Sistem perpajakan adalah cara yang digunakan oleh
pemerintah untuk memungut atau menarik pajak dari rakyat dalam rangka membiayai
pembangunan dan pengeluaran pemerintah lainnya.
Ciri dari corak sistem perpajakan di Indonesia berdasarkan
undang-undang yang berlaku antara lain sebagai berikut.
a. Bahwa pemungutan pajak merupakan perwujudan dari
pengabdian dan peran serta masyarakat untuk pembiayaan negara dan pembangunan
nasional.
b. Tanggung jawab atas kewajiban pelaksanaan pemungutan
pajak berada pada anggota masyarakat wajib pajak sendiri.
c. Anggota masyarakat wajib pajak diberi kepercayaan untuk
menghitung, memperhitungkan, membayar, dan melaporkan sendiri pajak yang
terutang (self assessment).
Oleh karena itu, pemerintah mengatur sistem perpajakan yaitu
Undang-Undang Perpajakan yang baru, yang terdiri atas UU Nomor 16 tahun 2000,
UU Nomor 17 tahun 2000, UU Nomor 18 tahun 2000, dan UU Nomor 12 tahun 1994
tentang perubahan atas UU Nomor 9 tahun 1994, UU Nomor 10 tahun 1994, UU Nomor
11 tahun 1994, dan UU Nomor 12 tahun 1994.
a . Undang-Undang Nomor 16 tahun 2000 tentang Ketentuan Umum
dan Tata Cara Perpajakan Undang-undang ini berisi dua bab, yaitu:
1) Bab I mengenai pengertian dasar yang berkaitan dengan
pajak dan perhitungan pajak.
Dalam UU ini berisi pengertian berikut.
a) Wajib Pajak adalah orang pribadi atau badan yang menurut
ketentuan peraturan perundang-undangan perpajakan ditentukan untuk melakukan
kewajiban perpajakan, termasuk pemungutan pajak dan pemotongan pajak tertentu.
b) Badan adalah sekumpulan orang dan atau modal yang
merupakan kesatuan baik yang melakukan usaha maupun yang tidak melakukan usaha
yang meliputi perseroan lainnya, BUMN atau BUMD dengan nama Pendapatan Kena
Pajak (PKP) dan dalam bentuk apapun, firma, kongsi, koperasi, dana pension,
persekutuan, perkumpulan, yayasan, organisasi masa, organisasi sosial politik,
atau organisasi yang sejenis, lembaga, bentuk usaha tetap dan bentuk badan
lainnya.
c) Pengusaha adalah orang pribadi atau badan dalam bentuk
apapun yang dalam kegiatan usaha atau pekerjaannya menghasilkan barang.
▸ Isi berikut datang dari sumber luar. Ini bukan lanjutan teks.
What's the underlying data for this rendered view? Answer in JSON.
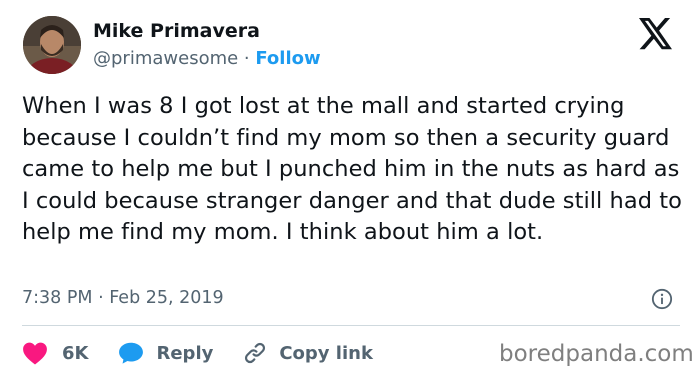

Mengimpor barang, mengekspor barang, melakukan perdagangan, memanfaatkan barang
tidak berwujud dari luar daerah pabean, melakukan usaha jasa, atau memanfaatkan
jasa dari luar daerah pabean.
d) Pengusaha kena pajak adalah pengusaha sebagaimana
dimaksud diatas yang melakukan penyerahan barang kena pajak dan atau penyerahan
jasa kena pajak yang dikenakan berdasarkan UU Pajak Pertambahan Nilai 1984 dan
perubahannya, tidak termasuk Pengusaha Kecil yang batasannya ditetapkan dengan
Keputusan Menteri Keuangan, kecuali pengusaha kecil yang memilih untuk
dikukuhkan menjadi pengusaha kena pajak.
e) Nomor Pokok Wajib Pajak (NPWP) adalah nomor yang
diberikan kepada wajib pajak sebagai sarana dalam administrasi perpajakan yang
dipergunakan sebagai tanda pengenal diri atau identitas wajib pajak dalam
melaksanakan hak dan kewajiban perpajakannya.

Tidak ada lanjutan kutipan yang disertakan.